What is the ATG Squat?

If you have looked into squatting for depth then you must have heard about the ATG squat. ATG is an acronym for “ass-to-grass” and refers to the idea of squatting down until your butt almost literally touches the ground.

This is a squatting range of motion that is highly praised by many bodybuilders and on many online fitness forums. It is viewed as the absolute best way to build your leg muscles. However, it is also the most extreme range of motion that you could safely do while performing the back squat.

ATG squats are effective if you want to build muscle. They are also effective if you want to make sure that you get maximal contraction of the leg muscles. By going this route, even your weakest reps will have a considerable range of motion, which means no bad contractions.

Quick Tips for Deep Squatting

Building muscle comes best from squatting as deep as possible. However, it is not something that is safe to do without some practice. Here are a few tips that will help you with jumping ship to the deeper squatting range of motion.

–        Begin by squatting without any weight or bar and going as low as you possibly can.

–        Gradually increase the weight load until you notice that you are beginning to struggle.

–        Use your struggling weight as the starting point for a few to set appropriate weight loads for your working sets before attempting major weight increases.

–        Always continue doing warm-up sets before the working sets to ensure proper form is used.
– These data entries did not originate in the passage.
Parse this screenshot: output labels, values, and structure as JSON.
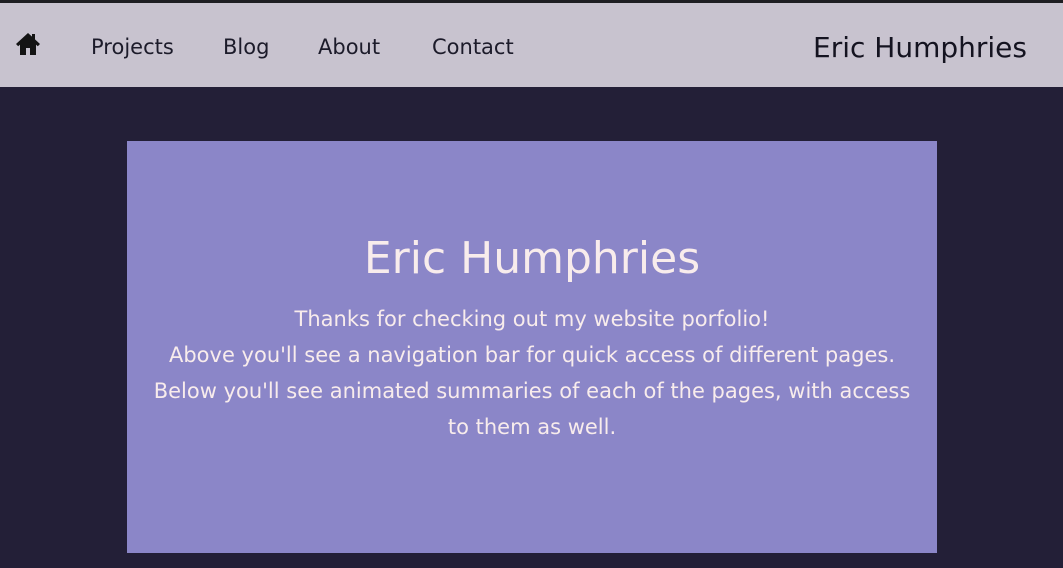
{
  "nav": {
    "home_icon": "home-icon",
    "links": [
      {
        "label": "Projects"
      },
      {
        "label": "Blog"
      },
      {
        "label": "About"
      },
      {
        "label": "Contact"
      }
    ],
    "brand": "Eric Humphries"
  },
  "hero": {
    "title": "Eric Humphries",
    "lines": [
      "Thanks for checking out my website porfolio!",
      "Above you'll see a navigation bar for quick access of different pages.",
      "Below you'll see animated summaries of each of the pages, with access to them as well."
    ]
  },
  "colors": {
    "page_background": "#231f37",
    "navbar_background": "#c8c3cf",
    "hero_background": "#8b86c8",
    "hero_text": "#f8ecec"
  }
}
–        Use a high-back bar positioning instead of the low-back bar positioning to allow the body to reach this range of motion.

–        Maintain a more upright torso instead of incline like with parallel squats.

Whether you want strength, muscle, or safe conditioning, squatting to below parallel is an absolute must. You will begin to see true size and strength gains once you hit right below parallel. It is not essential to go lower, but it is the ‘results zone’ so feel free to do so.

Deep squatting is not evil, it’s amazing. You will know so too once you master it!